Supporting information
Acknowledgments
Joint Acknowledgment/Disclosure Statement: Funding for this study came through a contract to provide independent evaluation services for the U.S. Department of Health and Human Services, Office of the National Coordinator for Health Information Technology. The views expressed in this article are those of the authors and do not necessarily reflect the views or policies of the U.S. Department of Health and Human Services; nor does mention of trade names, commercial practices, or organizations imply endorsement by the U.S. Government. We thank Meghan Gabriel, Dustin Charles, Talisha Searcy, and Lorenzo Moreno for helpful comments on earlier drafts of this paper. We also thank Swaati Bangalore, John McCauley, and Samuel Canas for valuable data management and programming assistance.
Disclosures: None.
Disclaimers: None.
Notes
SK&A is a market research firm that collects information in each quarter from a census of ambulatory health care sites having at least one provider with prescribing authority in the 50 states and the District of Columbia.
Prior to 2012, GVDB only adjusted CAH expenditures by dividing actual amounts paid by the local wage index. Starting with 2012, GVDB began adjusting CAH expenditures using the same method used for inpatient acute care hospitals paid under the prospective payment system (PPS). For all inpatient PPS hospitals, in addition to adjusting for the local wage index, GVDB also excludes from its calculations various other types of payments through Medicare, including extra payments for medical education. Thus, the standardized payment amounts for inpatient hospital services in the GVDB are often lower than actual payment amounts. By controlling for CAH prevalence in each HRR, in effect we control for this change in how expenditures in the GVDB were calculated for CAHs. The method of calculating standardized payments in the GVDB for non‐CAH acute care hospitals paid under PPS is consistently applied throughout all years of our study.

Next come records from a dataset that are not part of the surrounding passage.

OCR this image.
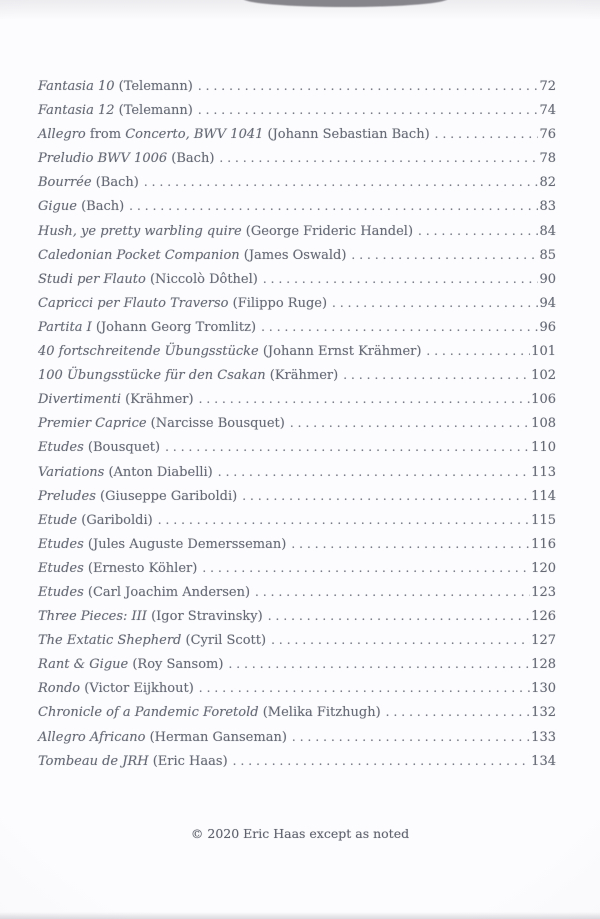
Fantasia 10 (Telemann) .....	72
Fantasia 12 (Telemann) .....	74
Allegro from Concerto, BWV 1041 (Johann Sebastian Bach) .....	76
Preludio BWV 1006 (Bach) .....	78
Bourrée (Bach) .....	82
Gigue (Bach) .....	83
Hush, ye pretty warbling quire (George Frideric Handel) .....	84
Caledonian Pocket Companion (James Oswald) .....	85
Studi per Flauto (Niccolò Dôthel) .....	90
Capricci per Flauto Traverso (Filippo Ruge) .....	94
Partita I (Johann Georg Tromlitz) .....	96
40 fortschreitende Übungsstücke (Johann Ernst Krähmer) .....	101
100 Übungsstücke für den Csakan (Krähmer) .....	102
Divertimenti (Krähmer) .....	106
Premier Caprice (Narcisse Bousquet) .....	108
Etudes (Bousquet) .....	110
Variations (Anton Diabelli) .....	113
Preludes (Giuseppe Gariboldi) .....	114
Etude (Gariboldi) .....	115
Etudes (Jules Auguste Demersseman) .....	116
Etudes (Ernesto Köhler) .....	120
Etudes (Carl Joachim Andersen) .....	123
Three Pieces: III (Igor Stravinsky) .....	126
The Extatic Shepherd (Cyril Scott) .....	127
Rant & Gigue (Roy Sansom) .....	128
Rondo (Victor Eijkhout) .....	130
Chronicle of a Pandemic Foretold (Melika Fitzhugh) .....	132
Allegro Africano (Herman Ganseman) .....	133
Tombeau de JRH (Eric Haas) .....	134
© 2020 Eric Haas except as noted
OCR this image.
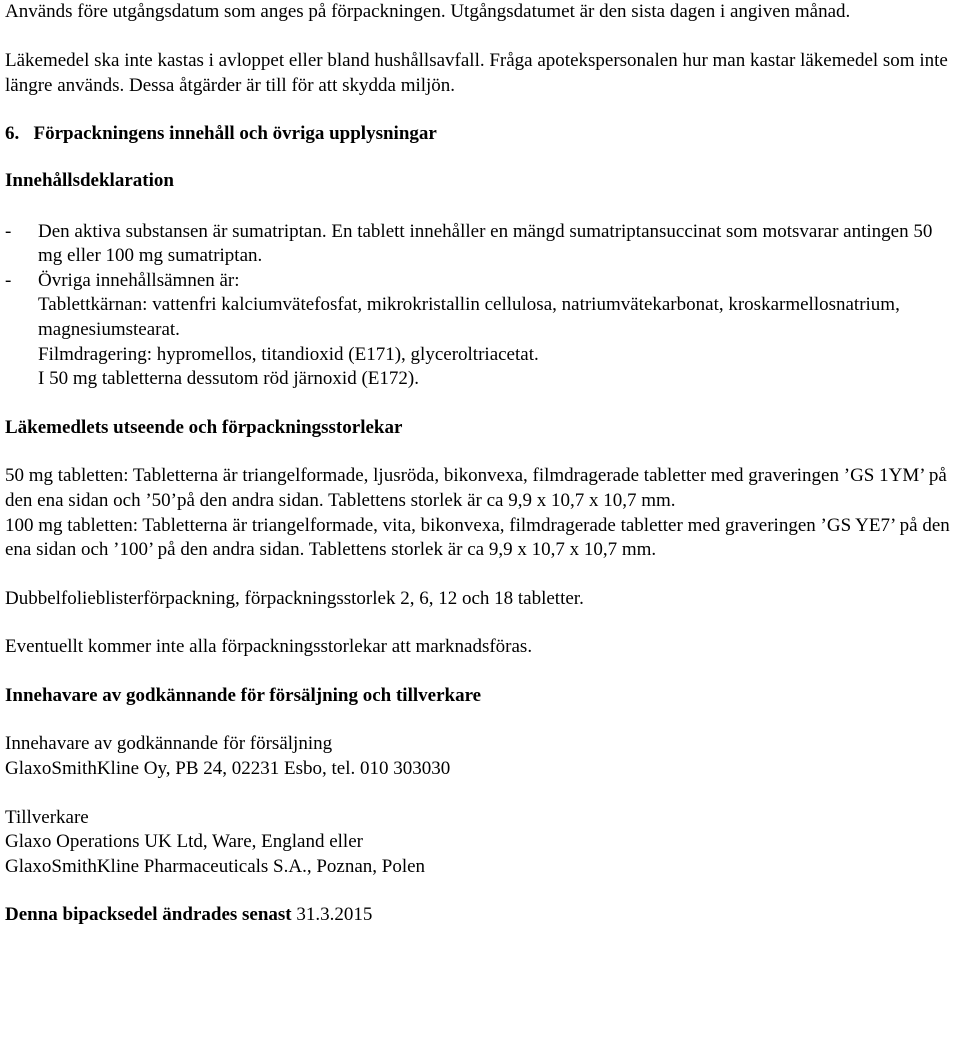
Används före utgångsdatum som anges på förpackningen. Utgångsdatumet är den sista dagen i angiven månad.

Läkemedel ska inte kastas i avloppet eller bland hushållsavfall. Fråga apotekspersonalen hur man kastar läkemedel som inte längre används. Dessa åtgärder är till för att skydda miljön.

6.   Förpackningens innehåll och övriga upplysningar

Innehållsdeklaration

-	Den aktiva substansen är sumatriptan. En tablett innehåller en mängd sumatriptansuccinat som motsvarar antingen 50 mg eller 100 mg sumatriptan.
-	Övriga innehållsämnen är:

Tablettkärnan: vattenfri kalciumvätefosfat, mikrokristallin cellulosa, natriumvätekarbonat, kroskarmellosnatrium, magnesiumstearat.

Filmdragering: hypromellos, titandioxid (E171), glyceroltriacetat.

I 50 mg tabletterna dessutom röd järnoxid (E172).

Läkemedlets utseende och förpackningsstorlekar

50 mg tabletten: Tabletterna är triangelformade, ljusröda, bikonvexa, filmdragerade tabletter med graveringen ’GS 1YM’ på den ena sidan och ’50’på den andra sidan. Tablettens storlek är ca 9,9 x 10,7 x 10,7 mm.

100 mg tabletten: Tabletterna är triangelformade, vita, bikonvexa, filmdragerade tabletter med graveringen ’GS YE7’ på den ena sidan och ’100’ på den andra sidan. Tablettens storlek är ca 9,9 x 10,7 x 10,7 mm.

Dubbelfolieblisterförpackning, förpackningsstorlek 2, 6, 12 och 18 tabletter.

Eventuellt kommer inte alla förpackningsstorlekar att marknadsföras.

Innehavare av godkännande för försäljning och tillverkare

Innehavare av godkännande för försäljning

GlaxoSmithKline Oy, PB 24, 02231 Esbo, tel. 010 303030

Tillverkare

Glaxo Operations UK Ltd, Ware, England eller

GlaxoSmithKline Pharmaceuticals S.A., Poznan, Polen

Denna bipacksedel ändrades senast 31.3.2015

Using coefficient estimates reported in Table 2 for the regression with Total Medicare Parts A and B as the dependent variable and calculating the average annual percentage point change in hospitals and physicians with EHR reported in Table 1: $0.93 x ((41‐14)/3) = $8.37 for hospitals, and $13.48 x ((70‐53)/3) = $76.39 for physicians. Therefore, $8.37 + $76.39 = $84.76 is the average annual savings per beneficiary summed over hospital and physician EHR results.